La descrizione della scuola riportata nel PTOF in vigore al mio arrivo, penso sia stata completamente ribaltata: grazie a voi e alla vostra professionalità abbiamo potuto mettere in atto quel processo di decentramento nell’elaborazione delle tante, tante problematiche che in questi due anni hanno investito la scuola italiana all’interno di un quadro coerente e radicato nella specificità del “Del Bene”.
Sono molto soddisfatto di questo risultato perché era uno degli obiettivi principali che mi ero prefissato prima di assumere l’incarico di dirigenza dell’Istituto. E questo, ricordatelo, è un grande traguardo che abbiamo raggiunto insieme e che dobbiamo tenere ben stretto se la scuola vuole volare alto, come merita, e garantire la migliore qualità formativa alla sua utenza.

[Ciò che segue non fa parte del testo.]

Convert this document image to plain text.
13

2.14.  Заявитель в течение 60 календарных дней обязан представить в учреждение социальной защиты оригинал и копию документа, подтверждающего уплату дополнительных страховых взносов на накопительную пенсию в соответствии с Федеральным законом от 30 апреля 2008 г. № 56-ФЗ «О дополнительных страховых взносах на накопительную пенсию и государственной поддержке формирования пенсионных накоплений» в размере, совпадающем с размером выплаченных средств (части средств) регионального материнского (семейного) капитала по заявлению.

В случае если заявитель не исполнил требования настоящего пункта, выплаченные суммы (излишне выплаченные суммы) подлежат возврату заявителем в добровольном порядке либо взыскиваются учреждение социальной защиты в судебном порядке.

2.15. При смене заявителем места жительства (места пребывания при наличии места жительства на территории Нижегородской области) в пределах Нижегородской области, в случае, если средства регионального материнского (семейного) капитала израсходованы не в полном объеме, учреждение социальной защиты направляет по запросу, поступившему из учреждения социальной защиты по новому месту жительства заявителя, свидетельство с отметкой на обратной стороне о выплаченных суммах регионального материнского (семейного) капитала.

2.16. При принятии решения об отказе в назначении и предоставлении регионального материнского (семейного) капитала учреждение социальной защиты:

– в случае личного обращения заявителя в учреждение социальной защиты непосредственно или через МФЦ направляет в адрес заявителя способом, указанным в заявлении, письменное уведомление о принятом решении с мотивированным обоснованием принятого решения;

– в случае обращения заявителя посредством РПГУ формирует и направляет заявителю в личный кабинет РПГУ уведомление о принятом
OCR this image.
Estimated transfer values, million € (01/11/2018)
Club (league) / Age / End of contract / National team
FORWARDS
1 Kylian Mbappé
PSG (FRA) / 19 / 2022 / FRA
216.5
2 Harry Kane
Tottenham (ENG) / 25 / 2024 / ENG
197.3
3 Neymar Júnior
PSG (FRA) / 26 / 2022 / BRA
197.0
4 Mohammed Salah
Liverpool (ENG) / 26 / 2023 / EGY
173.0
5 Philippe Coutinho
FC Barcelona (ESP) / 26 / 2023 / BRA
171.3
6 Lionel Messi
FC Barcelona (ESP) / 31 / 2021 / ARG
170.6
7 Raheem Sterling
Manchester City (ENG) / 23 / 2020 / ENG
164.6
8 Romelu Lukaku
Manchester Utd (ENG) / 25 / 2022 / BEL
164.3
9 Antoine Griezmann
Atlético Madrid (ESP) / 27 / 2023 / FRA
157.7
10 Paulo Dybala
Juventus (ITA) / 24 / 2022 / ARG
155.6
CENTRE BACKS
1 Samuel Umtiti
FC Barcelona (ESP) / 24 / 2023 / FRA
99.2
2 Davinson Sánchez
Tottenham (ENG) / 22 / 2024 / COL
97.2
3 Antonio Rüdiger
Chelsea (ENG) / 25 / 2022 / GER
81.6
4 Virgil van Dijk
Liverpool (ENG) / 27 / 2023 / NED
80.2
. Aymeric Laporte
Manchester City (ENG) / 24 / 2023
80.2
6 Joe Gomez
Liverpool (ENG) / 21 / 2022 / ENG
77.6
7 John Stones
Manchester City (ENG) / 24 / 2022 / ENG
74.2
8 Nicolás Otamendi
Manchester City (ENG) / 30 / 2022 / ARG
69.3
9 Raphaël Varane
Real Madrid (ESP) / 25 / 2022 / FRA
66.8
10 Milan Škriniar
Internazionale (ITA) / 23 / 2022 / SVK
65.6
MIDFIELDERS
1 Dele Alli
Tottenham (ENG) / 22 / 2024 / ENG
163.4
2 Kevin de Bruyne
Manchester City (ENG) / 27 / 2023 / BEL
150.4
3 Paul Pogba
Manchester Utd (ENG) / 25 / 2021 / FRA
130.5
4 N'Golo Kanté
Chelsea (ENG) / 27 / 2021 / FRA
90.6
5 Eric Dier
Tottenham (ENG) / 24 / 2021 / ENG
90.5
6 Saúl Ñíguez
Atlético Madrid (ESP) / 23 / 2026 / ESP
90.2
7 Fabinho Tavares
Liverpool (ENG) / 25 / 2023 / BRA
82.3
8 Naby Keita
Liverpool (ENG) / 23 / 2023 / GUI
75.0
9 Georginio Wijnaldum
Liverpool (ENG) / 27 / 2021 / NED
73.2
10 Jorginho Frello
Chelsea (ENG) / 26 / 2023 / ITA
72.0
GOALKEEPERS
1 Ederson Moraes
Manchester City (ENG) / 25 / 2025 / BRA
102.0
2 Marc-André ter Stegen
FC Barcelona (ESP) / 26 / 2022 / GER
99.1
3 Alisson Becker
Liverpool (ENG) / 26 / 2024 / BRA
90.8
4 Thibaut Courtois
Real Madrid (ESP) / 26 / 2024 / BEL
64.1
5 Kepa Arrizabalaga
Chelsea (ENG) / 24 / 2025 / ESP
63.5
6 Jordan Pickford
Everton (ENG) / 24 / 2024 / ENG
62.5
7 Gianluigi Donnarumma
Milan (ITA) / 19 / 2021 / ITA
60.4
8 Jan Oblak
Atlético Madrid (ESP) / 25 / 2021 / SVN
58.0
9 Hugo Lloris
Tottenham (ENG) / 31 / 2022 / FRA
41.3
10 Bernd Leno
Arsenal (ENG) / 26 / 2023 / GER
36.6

Su questo dovete continuare a lavorare.

Forse non potete immaginare i mille pensieri che mi hanno preso, le ritrosie che ho rappresentato anche ai miei superiori prima e durante il processo di affidamento della nuova scuola, non fuggo da Maruggio e Torricella attratto dalle chimere della scuola superiore alla quale ho già dedicato trenta anni della mia vita lavorativa; voi mi avete insegnato ad amare e capire il primo Ciclo, avete confermato, con la pratica dell’insegnamento, il carattere fondamentale che questa formazione ha per i nostri giovani.
Andrò a dirigere un altro Comprensivo, ma mi mancherà molto il vociare dei bambini dell’infanzia che ho ascoltato con piacere dalla porta del mio ufficio verso il parco, sempre aperta; mi mancheranno i sorrisi con i quali salutavano il mio arrivo al mattino, mi mancherà la vostra gentilezza nel porre le problematiche della scuola.
Devo ringraziare tutti voi per quanto mi avete donato in questi due anni, devo ringraziare i miei più stretti collaboratori che hanno lavorato tantissimo e invitarli a credere nel progetto che abbiamo messo in atto e ricordare loro che non è legato al Dirigente Pansini, ma all’IC “Del Bene”. Devo ringraziare gli applicati di segreteria per il lavoro che svolgono, per la loro capacità di interrelarsi e rapportarsi con il Dirigente, devo ringraziare molto, certo non per ultima, la dottoressa Antonia Lapolla, la DSGA, che è stata una validissima collaboratrice senza il cui contributo non avremmo concluso nulla.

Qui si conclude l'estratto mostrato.